La Gioconda - La Gloria (1898-99)

 La prima è una tragedia in 4 atti, rappresentata nel 1899 dalla Duse ed Ermete Zacconi. Nella storia, come nella Città morta, il protagonista è un artista scultore, Lucio Settala, incerto tra la pietà per la moglie Silvia, e l'amore per la sua modella Gioconda Dianti. Alla fine, intendendo realizzare sé stesso al di là dai vincoli della legge coniugale per lui limitata, Lucio commette adulterio; la moglie Silvia non lo sa, e un giorno assiste a una lite tra i due, la Gioconda getta per terra una statua, sentendosi abbandonata, e Silvia nel tentativo di salvarla si mutila le mani.

Nella tragedia traspare il forte senso del superuomo, anche se pare assumere delle debolezze in questo contesto, pare che il suicidio sia l'unica maniera possibile per risolvere il contrasto del protagonista, la Gioconda proclama la sua superiorità al di là del bene e del male, mostrandosi come la classica fèmme fatale, mentre Silvia incarna la moglie fedele e la vittima sacrificare della tragedia per scatenare il processo di catarsi. Sembra ripetere lo schema della Giuliana in L'innocente, in Anna ne La città morta, insomma è un tema che si ripete, in maniera decisamente stanca. L'unica parte originale della tragedia è la canzonetta in poesia del personaggio della Sirenetta, che rievoca in parte le scene dell'Alcyone (1903) e del Sogno d'un mattino di primavera.

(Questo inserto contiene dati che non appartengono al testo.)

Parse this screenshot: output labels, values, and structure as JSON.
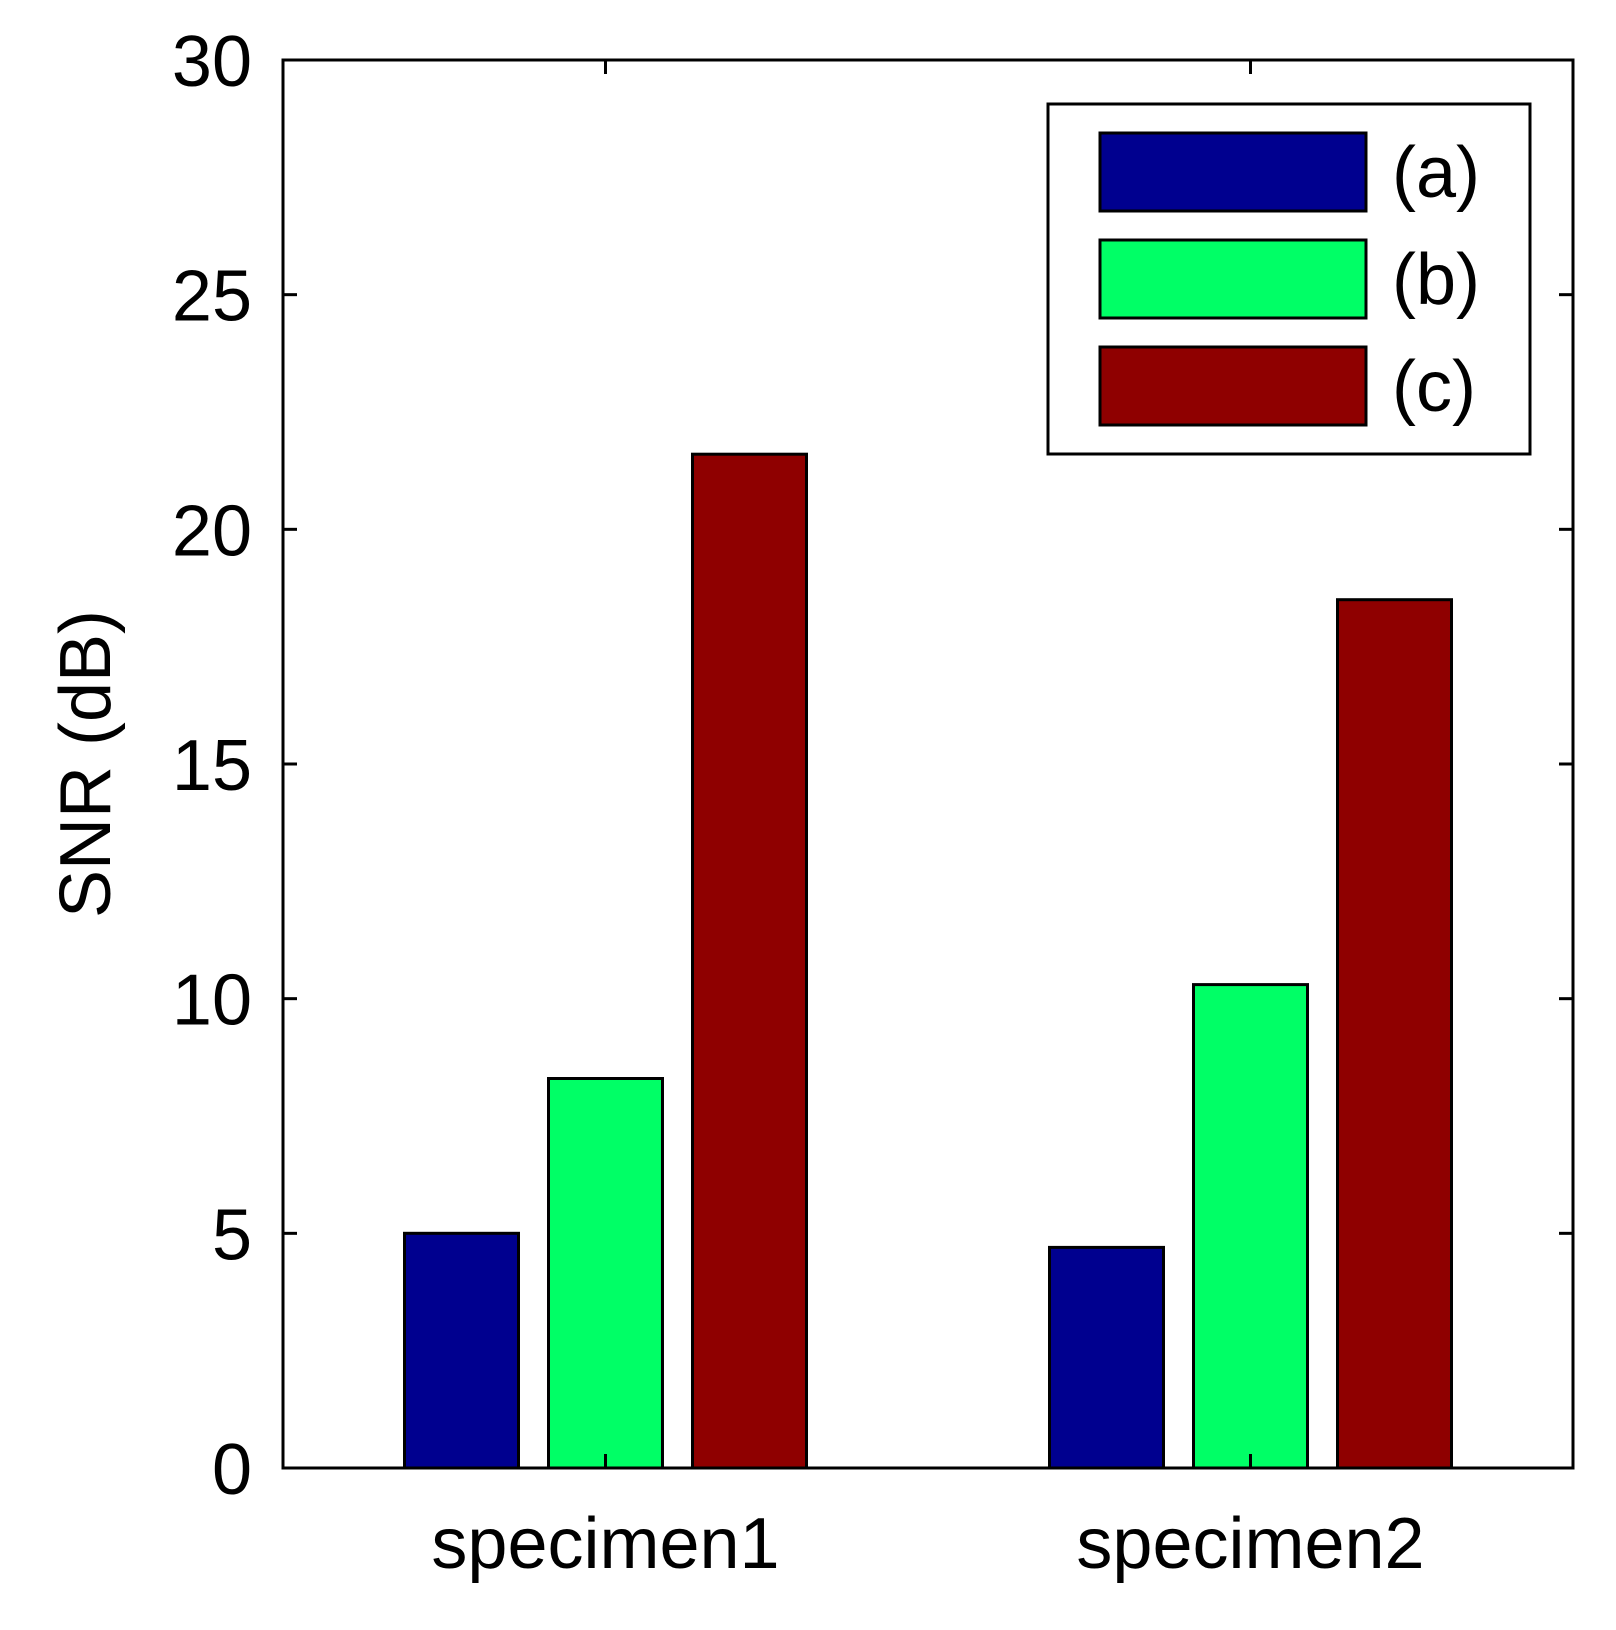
{
  "chart_data": {
    "type": "bar",
    "title": "",
    "xlabel": "",
    "ylabel": "SNR (dB)",
    "ylim": [
      0,
      30
    ],
    "yticks": [
      "0",
      "5",
      "10",
      "15",
      "20",
      "25",
      "30"
    ],
    "categories": [
      "specimen1",
      "specimen2"
    ],
    "series": [
      {
        "name": "(a)",
        "color": "#00008f",
        "values": [
          5.0,
          4.7
        ]
      },
      {
        "name": "(b)",
        "color": "#00ff66",
        "values": [
          8.3,
          10.3
        ]
      },
      {
        "name": "(c)",
        "color": "#8f0000",
        "values": [
          21.6,
          18.5
        ]
      }
    ],
    "legend_position": "top-right",
    "grid": false
  }
}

L'opera fu pubblicata nel 1903 da D'Annunzio in Francia insieme a "La Gloria - La città morta", come a comporre una sorta di trilogia.

Nella Gloria, tragedia in 5 atti rappresentata da Eleonora Duse e da Ermete Zacconi, D'Annunzio intende glorificare il mito del Superuomo, ma risulta per glorificare la Superfemmina sua compagna: Ruggero Flamma combatte per il potere a Roma contro un dominatore già anziano, Cesare Bronte, al quale riesce a strappare il potere mediante l'adulterio con l'amante Comnèna. Costei è rappresentata come una donna insaziabile di potere e di desiderio, si impadronisce della mente di Ruggero, sino a ucciderlo e darne il cadavere in pasto alla folla ribelle, quando arriva il momento di scegliere tra la politica, l'amore e l'esilio. Le velleità politiche che riguardano la tragedia sembrano essere desunte dalla storia de Le vergini delle rocce (1895).

L'opera non il successo sperato, e fu pubblicata in Francia nel 1903 insieme a "La Gioconda - La città morta" con il titolo Le victoires mutilées.